After a course on Education for Life, Vani started working on a community project on making sense out of garbage. Vani delved into waste collection, composting and urban waste. She became associated with Solid Waste Management groups in Bengaluru.
“People ask me many questions regarding waste and composting,” Vani says. “They need to understand the process. Organic composting, terrace gardening and bio-cleansers are inter-connected and help reduce garbage from each home.”
Vani is flooded with requests from colleges, apartment associations, corporates and IT firms. “A group from Goa recently told me that their target was to get 10,000 people to compost. They wanted me to guide them online.”
Vani wants people to feel positive about their food. In one of her workshops, A tour of Vani’s sustainable kitchen, she said, “Learning to compost as you simultaneously understand the basics of the circle of life and start growing your food is exciting. Dr Vishwanath is a pioneer in terrace gardening in Bengaluru.

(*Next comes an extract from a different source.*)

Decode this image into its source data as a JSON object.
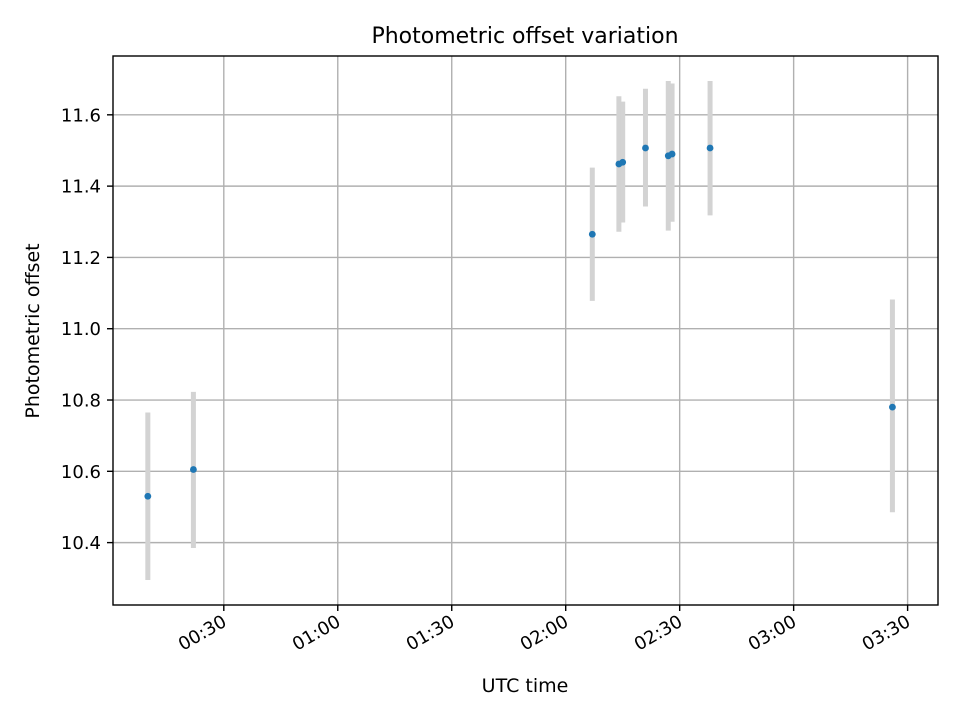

When he noticed the city was getting hotter, the green cover gradually disappearing and terraces empty and white, he encouraged people to grow plants on their terraces.”

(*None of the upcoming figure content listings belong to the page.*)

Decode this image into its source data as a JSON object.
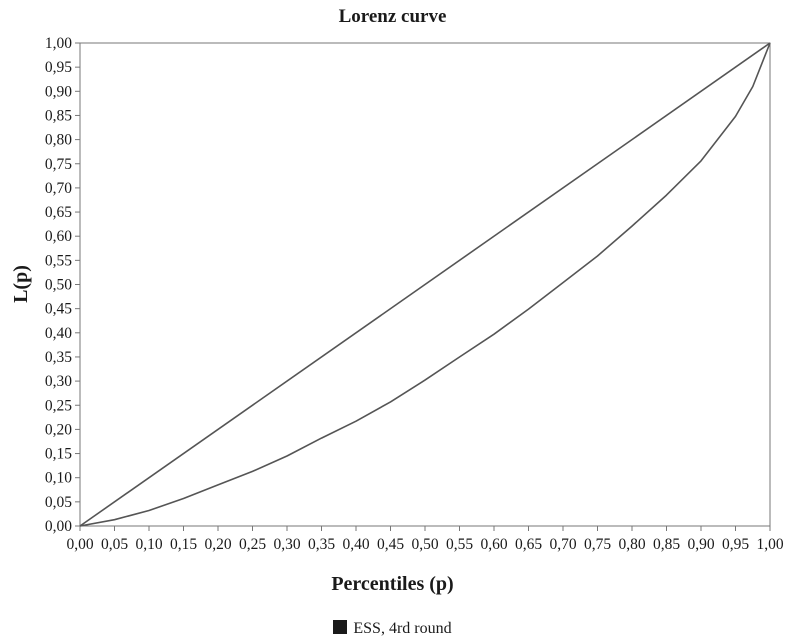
{
  "chart_data": {
    "type": "line",
    "title": "Lorenz curve",
    "xlabel": "Percentiles (p)",
    "ylabel": "L(p)",
    "xlim": [
      0,
      1
    ],
    "ylim": [
      0,
      1
    ],
    "grid": false,
    "legend_position": "bottom",
    "x_tick_labels": [
      "0,00",
      "0,05",
      "0,10",
      "0,15",
      "0,20",
      "0,25",
      "0,30",
      "0,35",
      "0,40",
      "0,45",
      "0,50",
      "0,55",
      "0,60",
      "0,65",
      "0,70",
      "0,75",
      "0,80",
      "0,85",
      "0,90",
      "0,95",
      "1,00"
    ],
    "y_tick_labels": [
      "0,00",
      "0,05",
      "0,10",
      "0,15",
      "0,20",
      "0,25",
      "0,30",
      "0,35",
      "0,40",
      "0,45",
      "0,50",
      "0,55",
      "0,60",
      "0,65",
      "0,70",
      "0,75",
      "0,80",
      "0,85",
      "0,90",
      "0,95",
      "1,00"
    ],
    "series": [
      {
        "x": [
          0,
          1
        ],
        "y": [
          0,
          1
        ],
        "color": "#555555"
      },
      {
        "name": "ESS, 4rd round",
        "x": [
          0,
          0.05,
          0.1,
          0.15,
          0.2,
          0.25,
          0.3,
          0.35,
          0.4,
          0.45,
          0.5,
          0.55,
          0.6,
          0.65,
          0.7,
          0.75,
          0.8,
          0.85,
          0.9,
          0.95,
          0.975,
          1.0
        ],
        "y": [
          0,
          0.013,
          0.032,
          0.057,
          0.085,
          0.113,
          0.145,
          0.182,
          0.217,
          0.257,
          0.302,
          0.35,
          0.397,
          0.449,
          0.504,
          0.559,
          0.621,
          0.685,
          0.756,
          0.848,
          0.91,
          1.0
        ],
        "color": "#555555"
      }
    ]
  }
}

Vishwanath often invites Vani to talk about composting at large gardening expos where gardeners meet to exchange experiences and seeds. “I used to take seeds and give earthworms in exchange,” Vani says with a laugh adding that composting is her first love.
Way to compost and grow
“Home composting is simple, one needs to make a commitment,” says Vani as she gets ready for a live demonstration at home. During lockdown, when one cannot buy drums for composting, Vani suggests using two 10-litre buckets or even paint buckets. Collect dry leaves and kitchen peels in buckets. In the absence of accelarators or microbes from the market, one can use sour curd or buttermilk to mix with the leaves and peels.
Earthworms will start to appear. “They are part of the eco-system and break down organic matter quickly. Turn the mixture over for aeration every five days, otherwise the lower parts starts to get suffocated. The organic matter will breakdown into compost in 45 days that can be added to soil.”
How to make organic home cleaners
Take 300 grams of citrus peels (mosambi, pineapple or orange), add 100 grams of jaggery and one litre of water and mix them in a two-litre bottle with a few granules of yeast. Keep it in a dark place for fermentation. In a month one can strain the citrus enzyme. Mix one large teaspoon of this enzyme with water for an organic floor cleaner. One can mix soapnut solution or powder (soapkaai) to this and use it to clean sinks, windows and the stove.
To clean vessels, one can use ash-shikakaai powder and soapnut powder in equal proportion and use to scrub vessels.
One can boil soapnut and squeeze it dry to clean crockery. “People ask me how one can source ash. One can get it from anyone who uses firewood or from people who use coal to iron clothes.”